The Illinois Department of Insurance has become the first and only state in the nation to obtain approval for a revised Essential Health Benefit– benchmark. The new Access to Care and Treatment Plan includes measures to reduce opioid addiction and expand access to mental health services in Illinois.

“The Access to Care and Treatment (ACT) Plan is a critical component in the state’s efforts to provide adequate and compassionate mental health treatment, and combat the opioid crisis,” said IDOI Director Jennifer Hammer. “This isn’t just about rules and regulations, it’s about not giving up on people.”

“This epidemic is affecting every community and every demographic with tragic outcomes across the country,” Rauner said. “We must help people get the treatment they need. These changes to the EHB-benchmark will give many people who carry private insurance access to alternatives to help them deal with the pain from injury and reduce the number of Illinoisans becoming addicted to dangerous medications.”

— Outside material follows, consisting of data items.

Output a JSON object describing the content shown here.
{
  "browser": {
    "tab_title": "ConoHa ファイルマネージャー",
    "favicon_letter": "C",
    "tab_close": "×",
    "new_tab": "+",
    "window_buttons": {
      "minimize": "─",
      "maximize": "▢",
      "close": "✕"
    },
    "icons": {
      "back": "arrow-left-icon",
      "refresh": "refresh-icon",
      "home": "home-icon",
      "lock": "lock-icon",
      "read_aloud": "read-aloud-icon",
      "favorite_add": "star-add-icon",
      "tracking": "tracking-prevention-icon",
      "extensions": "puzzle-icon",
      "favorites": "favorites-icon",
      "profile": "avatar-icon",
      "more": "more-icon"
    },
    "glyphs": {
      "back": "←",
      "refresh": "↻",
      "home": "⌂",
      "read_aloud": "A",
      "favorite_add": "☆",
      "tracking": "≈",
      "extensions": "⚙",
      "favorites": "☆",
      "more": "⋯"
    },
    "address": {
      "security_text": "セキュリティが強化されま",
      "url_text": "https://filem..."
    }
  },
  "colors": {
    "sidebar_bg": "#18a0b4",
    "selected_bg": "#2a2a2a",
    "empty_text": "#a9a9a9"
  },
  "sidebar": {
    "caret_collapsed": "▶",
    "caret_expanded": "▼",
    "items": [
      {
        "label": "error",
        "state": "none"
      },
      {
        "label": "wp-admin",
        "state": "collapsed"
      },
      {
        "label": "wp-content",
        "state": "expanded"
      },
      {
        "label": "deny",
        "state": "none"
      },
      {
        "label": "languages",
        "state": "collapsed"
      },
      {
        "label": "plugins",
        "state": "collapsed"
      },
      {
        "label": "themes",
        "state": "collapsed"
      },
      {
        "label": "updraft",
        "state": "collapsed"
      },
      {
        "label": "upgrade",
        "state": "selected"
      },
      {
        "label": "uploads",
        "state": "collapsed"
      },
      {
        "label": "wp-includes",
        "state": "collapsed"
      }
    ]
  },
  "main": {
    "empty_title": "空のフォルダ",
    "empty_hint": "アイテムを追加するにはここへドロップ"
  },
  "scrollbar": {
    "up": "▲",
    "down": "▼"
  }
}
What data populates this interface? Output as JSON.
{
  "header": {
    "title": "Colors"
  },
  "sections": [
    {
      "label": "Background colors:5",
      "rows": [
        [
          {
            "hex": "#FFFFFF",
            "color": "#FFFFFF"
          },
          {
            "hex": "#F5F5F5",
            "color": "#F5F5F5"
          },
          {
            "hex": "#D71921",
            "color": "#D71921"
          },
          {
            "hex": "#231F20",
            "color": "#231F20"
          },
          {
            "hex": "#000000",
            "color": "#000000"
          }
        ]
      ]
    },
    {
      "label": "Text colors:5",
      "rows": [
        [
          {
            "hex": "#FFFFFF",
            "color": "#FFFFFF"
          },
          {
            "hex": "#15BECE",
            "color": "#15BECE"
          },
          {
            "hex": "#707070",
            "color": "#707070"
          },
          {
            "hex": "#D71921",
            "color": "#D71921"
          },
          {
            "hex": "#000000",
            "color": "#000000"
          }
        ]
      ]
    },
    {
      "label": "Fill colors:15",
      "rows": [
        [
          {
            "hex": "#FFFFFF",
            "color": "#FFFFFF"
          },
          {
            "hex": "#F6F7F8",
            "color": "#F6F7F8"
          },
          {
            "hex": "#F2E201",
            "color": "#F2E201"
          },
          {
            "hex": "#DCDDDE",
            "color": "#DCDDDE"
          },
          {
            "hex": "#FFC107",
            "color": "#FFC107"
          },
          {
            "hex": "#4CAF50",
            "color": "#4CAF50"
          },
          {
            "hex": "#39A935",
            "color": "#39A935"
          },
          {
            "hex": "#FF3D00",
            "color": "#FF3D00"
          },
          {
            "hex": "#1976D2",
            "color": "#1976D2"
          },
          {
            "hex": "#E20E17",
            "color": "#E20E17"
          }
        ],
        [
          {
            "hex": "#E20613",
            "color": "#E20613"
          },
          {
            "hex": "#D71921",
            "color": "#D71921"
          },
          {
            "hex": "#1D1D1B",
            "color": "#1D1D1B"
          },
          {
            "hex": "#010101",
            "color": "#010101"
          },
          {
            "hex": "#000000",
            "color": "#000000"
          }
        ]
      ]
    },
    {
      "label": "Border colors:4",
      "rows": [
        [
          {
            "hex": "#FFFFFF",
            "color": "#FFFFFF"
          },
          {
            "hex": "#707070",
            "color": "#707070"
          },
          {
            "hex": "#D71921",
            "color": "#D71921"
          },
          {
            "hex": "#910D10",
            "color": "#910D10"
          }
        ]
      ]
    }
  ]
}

The Essential Health Benefit (EHB)-benchmark plan is the basic set of insurance benefits that most health plans sold in the individual and small group markets in Illinois must cover. In April 2018, Federal Centers for Medicare & Medicaid Services (CMS) announced that states had until July 2, 2018 to submit changes for plan year 2020. IDOI partnered with clinicians and researchers to identify changes to the existing plan that would address mental health and substance use disorders.

“Illinois is leading the way nationally in implementing evidence-based solutions to address the opioid crisis and expand access to mental health services,” Hammer said. “These recent changes add yet another important tool to combat this pervasive public health crisis.”

Based on the research, expert recommendations, and feedback from two public comment periods, IDOI made five revisions to the existing plan. Beginning in 2020, private health insurance companies in Illinois offering plans on the individual and small group market will be required to:

  • Cover alternative therapies for pain;

  • Limit opioid prescriptions for acute pain;

  • Remove barriers to obtaining Buprenorphine products for medically assisted treatment (MAT) of opioid use disorder;

  • Cover prescriptions for at least one intranasal spray opioid reversal agent when initial prescriptions of opioids are dosages of 50MME or higher; and

  • Cover tele-psychiatry care by both a prescriber and a licensed therapist.

“The scope and ambition of these new benefits are impressive,” said Illinois Department of Public Health Director Dr. Nirav D. Shah. “The ACT Plan supports our mission to promote the health of the people of Illinois by providing additional resources to prevent and treat opioid use disorder.”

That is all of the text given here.